In today’s Gospel, “Peace” is the first word the resurrected Jesus says to the apostles, a word the Jews used in everyday speech as both a greeting and a farewell. Jesus then shows them His hands and His side to prove that it really is Him. He truly is alive!
During this post-resurrection appearance, Jesus tells His disciples He is sending them out on a mission just as His Father sent Him on one. He then breathes on them and tells them He is giving them the Holy Spirit so they can go out and bring forgiveness to all people.
The word “apostle” comes from a Greek word that means “one who is sent” (John never calls them apostles, but he calls them disciples). In today’s reading, Jesus sends the apostles to tell the world about the forgiveness of sins made possible through His death and resurrection.

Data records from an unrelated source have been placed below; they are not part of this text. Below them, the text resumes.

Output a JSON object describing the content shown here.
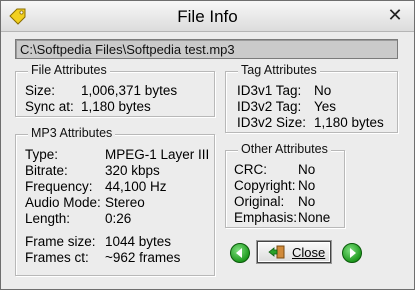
{
  "window": {
    "title": "File Info"
  },
  "path": "C:\\Softpedia Files\\Softpedia test.mp3",
  "file_attributes": {
    "title": "File Attributes",
    "rows": [
      {
        "label": "Size:",
        "value": "1,006,371 bytes"
      },
      {
        "label": "Sync at:",
        "value": "1,180 bytes"
      }
    ]
  },
  "tag_attributes": {
    "title": "Tag Attributes",
    "rows": [
      {
        "label": "ID3v1 Tag:",
        "value": "No"
      },
      {
        "label": "ID3v2 Tag:",
        "value": "Yes"
      },
      {
        "label": "ID3v2 Size:",
        "value": "1,180 bytes"
      }
    ]
  },
  "mp3_attributes": {
    "title": "MP3 Attributes",
    "rows": [
      {
        "label": "Type:",
        "value": "MPEG-1 Layer III"
      },
      {
        "label": "Bitrate:",
        "value": "320 kbps"
      },
      {
        "label": "Frequency:",
        "value": "44,100 Hz"
      },
      {
        "label": "Audio Mode:",
        "value": "Stereo"
      },
      {
        "label": "Length:",
        "value": "0:26"
      },
      {
        "label": "Frame size:",
        "value": "1044 bytes"
      },
      {
        "label": "Frames ct:",
        "value": "~962 frames"
      }
    ]
  },
  "other_attributes": {
    "title": "Other Attributes",
    "rows": [
      {
        "label": "CRC:",
        "value": "No"
      },
      {
        "label": "Copyright:",
        "value": "No"
      },
      {
        "label": "Original:",
        "value": "No"
      },
      {
        "label": "Emphasis:",
        "value": "None"
      }
    ]
  },
  "buttons": {
    "close_label": "Close"
  },
  "colors": {
    "accent_green": "#1f9a1f",
    "title_bg": "#e6e6e6",
    "window_bg": "#ececec"
  }
}
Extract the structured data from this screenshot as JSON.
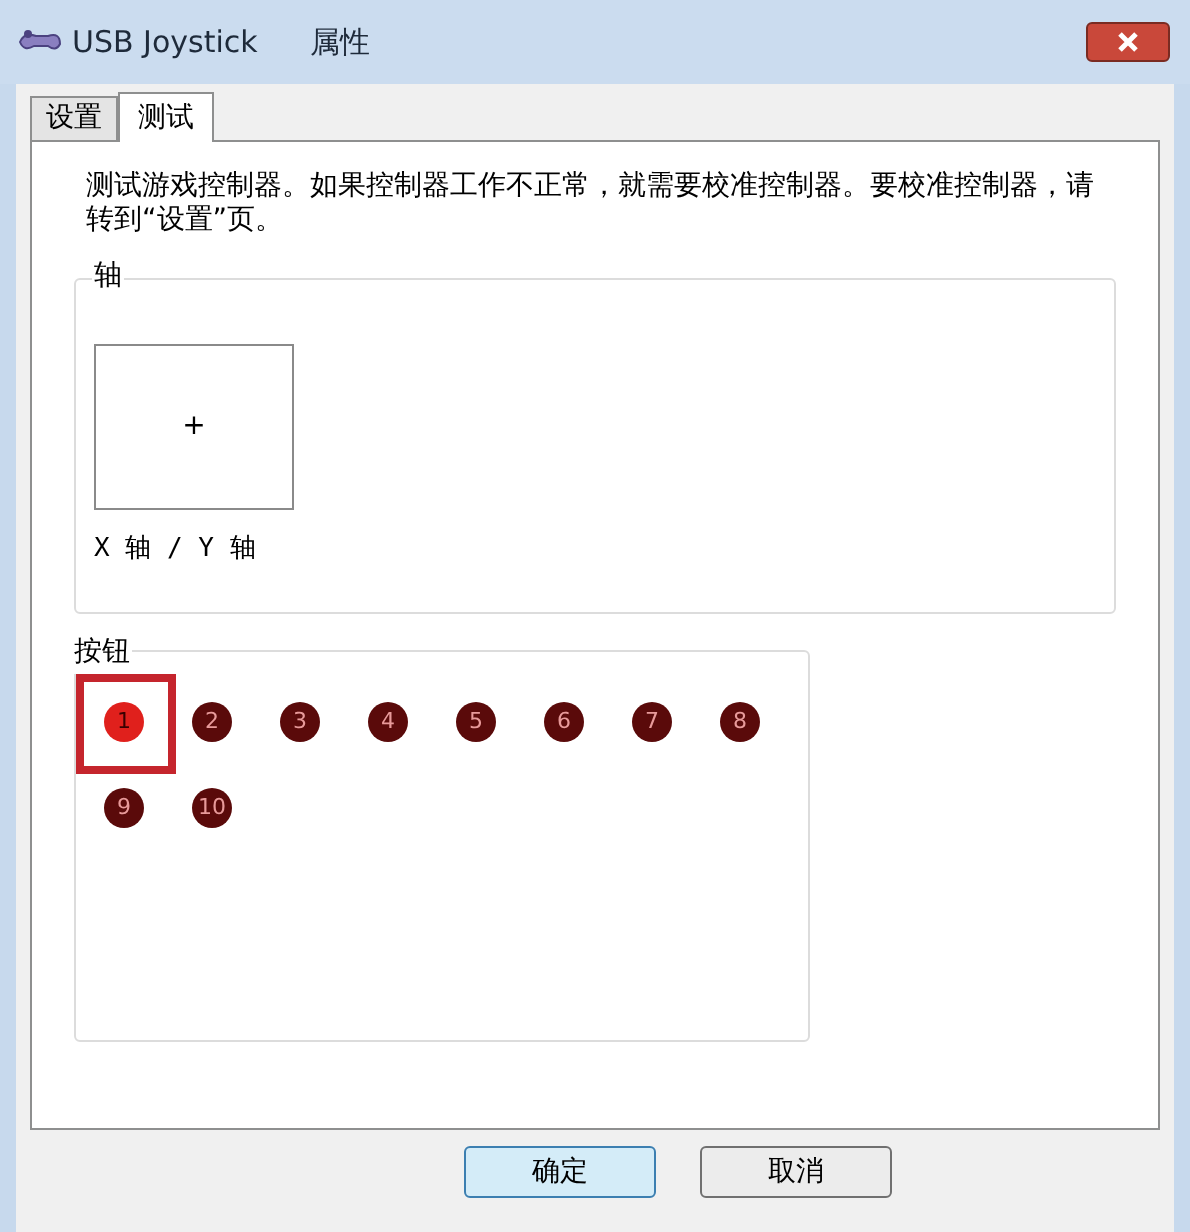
{
  "window": {
    "title": "USB Joystick",
    "subtitle": "属性"
  },
  "tabs": [
    {
      "label": "设置",
      "selected": false
    },
    {
      "label": "测试",
      "selected": true
    }
  ],
  "description": "测试游戏控制器。如果控制器工作不正常，就需要校准控制器。要校准控制器，请转到“设置”页。",
  "axes": {
    "title": "轴",
    "crosshair": "+",
    "caption": "X 轴 / Y 轴"
  },
  "buttons_group": {
    "title": "按钮",
    "buttons": [
      {
        "label": "1",
        "pressed": true,
        "highlighted": true
      },
      {
        "label": "2",
        "pressed": false,
        "highlighted": false
      },
      {
        "label": "3",
        "pressed": false,
        "highlighted": false
      },
      {
        "label": "4",
        "pressed": false,
        "highlighted": false
      },
      {
        "label": "5",
        "pressed": false,
        "highlighted": false
      },
      {
        "label": "6",
        "pressed": false,
        "highlighted": false
      },
      {
        "label": "7",
        "pressed": false,
        "highlighted": false
      },
      {
        "label": "8",
        "pressed": false,
        "highlighted": false
      },
      {
        "label": "9",
        "pressed": false,
        "highlighted": false
      },
      {
        "label": "10",
        "pressed": false,
        "highlighted": false
      }
    ]
  },
  "dialog_buttons": [
    {
      "label": "确定",
      "default": true
    },
    {
      "label": "取消",
      "default": false
    }
  ]
}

Breathing on the apostles like Jesus did may seem a bit crude but this action had much religious meaning. In the book of Genesis, we read that God gave life to the first man by breathing into his nostril (Genesis 2:7) and in the book of Ezekiel the prophet describes a dream he had in which a valley of dry bones comes to life with the breath of God (Ezekiel 27:1-14) the prophet describes a dream he had in which a valley of dry bones comes to life with the breath with new life, we should understand Jesus’ actions in today’s Gospel as Him giving new life to His Church by breathing the Holy Spirit into it.
Finally, today’s reading is the closest the four Gospels come to describing the arrival of the Holy Spirit on Pentecost. We are accustomed to hearing about the strong wind and the tongues of fire appearing while the apostles and friends of Jesus gathered in prayer, a story we find not in the Gospels but in the Acts of the Apostles. Matthew, Mark, and Luke all end their Gospels with Jesus promising He will soon send the Holy Spirit but only John, in today’s reading, gives us an account of the Holy Spirit actually arriving. However, since John’s story is so simple and uneventful, we often overlook it.
(Adapted from Jerome J. Sabatowich, “Cycling Through the Gospels”, pages 44-45)
PRAYER: Blessed Holy Spirit, come! Stir up faith and hope in me today. Fill me with confidence how You are working through me when I am with my family or while I am working. I pray to You also with the hope that I will become more aware of how You are working in my life. Amen.